Le Colonel Mamadi Doumbouya semble avoir plus de chance que le Colonel Lansana Conté en 1984 et le Capitaine Moussa Dadis Camara en 2008 sur un point au moins. Ces derniers avaient perpétré leur putsch contre des présidents décédés, si on pouvait vraiment appeler cela coups d’État.

Les partisans ou soutiens de ces deux anciens présidents dont les régimes ont été renversés à leur mort ne pouvaient entreprendre aucune action ou organiser aucun mouvement de soutien, pour demander leur retour au pouvoir, puisqu’ils étaient déjà morts et que toute initiative dans ce sens était sans objet. Ils n’avaient d’autre choix que de prendre acte de la nouvelle donne et de s’y inscrire de manière sincère ou non, au risque d’être abandonné sur le quai.

Le Président du CNRD a quant à lui renversé un Président au pouvoir qu’il tient d’ailleurs en captivité.

Il a sans doute constaté la rapidité et la facilité avec lesquelles les partisans du Président déchu ont, pour la plupart d’entre eux, retourné leurs vestes et ont adapté leurs discours à la nouvelle situation ; certains cherchant même à en tirer profit. Ils font semblant d’avoir oublié qu’il y a quelque temps, ils juraient par le nom d’Alpha Condé. Un d’entre eux avait même déclaré qu’il se suiciderait si celui-ci n’était pas élu pour un troisième mandat. Tout porte à croire qu’il n’est pas prêt à mettre fin à ses jours à la suite de la chute de son champion.

Le Président du CNRD a dû se rendre compte qu’il n’a pas intérêt à se prendre pour un demi-dieu ou un homme irremplaçable, car le jour où il ne serait plus aux affaires, même ses partisans les plus engagés pourraient tourner sa page aussi rapidement que ceux d’Alpha Condé ont tourné la sienne.

Quand on entend aujourd’hui certains ergoter sur les défauts d’Alpha Condé, on se demande s’ils sont des guinéens venus d’ailleurs et s’ils ne sont pas de ceux qui le magnifiaient et le glorifiaient il y a juste un mois.

Tirant les leçons du cas Alpha Condé, le Colonel Mamadi Doumbouya sera peut-être moins sensible aux discours des flagorneurs. Il sait qu’en cas de changement, ce sont les mêmes qui le cloueront au pilori. Un adage de chez nous dit que c’est en voyant la façon dont la poule est déplumée que la perdrix se rend compte du traitement qui pourrait lui être réservé.

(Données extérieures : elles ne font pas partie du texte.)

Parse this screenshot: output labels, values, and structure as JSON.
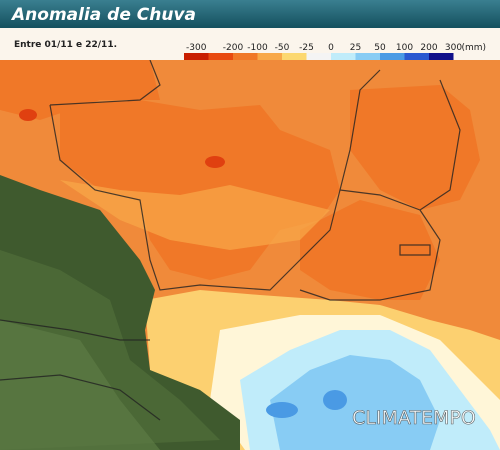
{
  "header": {
    "title": "Anomalia de Chuva"
  },
  "subtitle": "Entre 01/11 e 22/11.",
  "legend": {
    "labels": [
      "-300",
      "-200",
      "-100",
      "-50",
      "-25",
      "0",
      "25",
      "50",
      "100",
      "200",
      "300"
    ],
    "colors": [
      "#c81e00",
      "#e84a10",
      "#f07828",
      "#f8a848",
      "#fcd870",
      "#f4f4f4",
      "#c0ecfa",
      "#88ccf4",
      "#4a9ae4",
      "#2a58d0",
      "#10108a"
    ],
    "unit": "(mm)"
  },
  "watermark": "CLIMATEMPO"
}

Alpha Condé est tombé le 5 septembre. Même un chat n’a pas bougé et on a entendu les mouches voler. Qui l’eut cru, avec tous les discours qu’on entendait ? Hormis quelques jeunes qui se sont exprimés en France et au siège du RPG et dont le nombre était extraordinairement infime, personne ne semble regretter la chute brutale de celui qu’on appelait avec emphase il y a juste quelques semaines le «Professeur ». Pourtant, l’on avait tenté maintes fois de lui faire comprendre que personne n’est indispensable. Un mois après qu’il a été délogé du Palais « Sékhoutoureya», la Guinée reste debout.

Le Colonel Mamadi Doumbouya ne pourra donc commettre la même faute que lui en pensant qu’il est un homme providentiel. C’est du moins ce qu’on espère, dans son propre intérêt et celui des millions de guinéens qui semblent fonder un grand espoir en lui.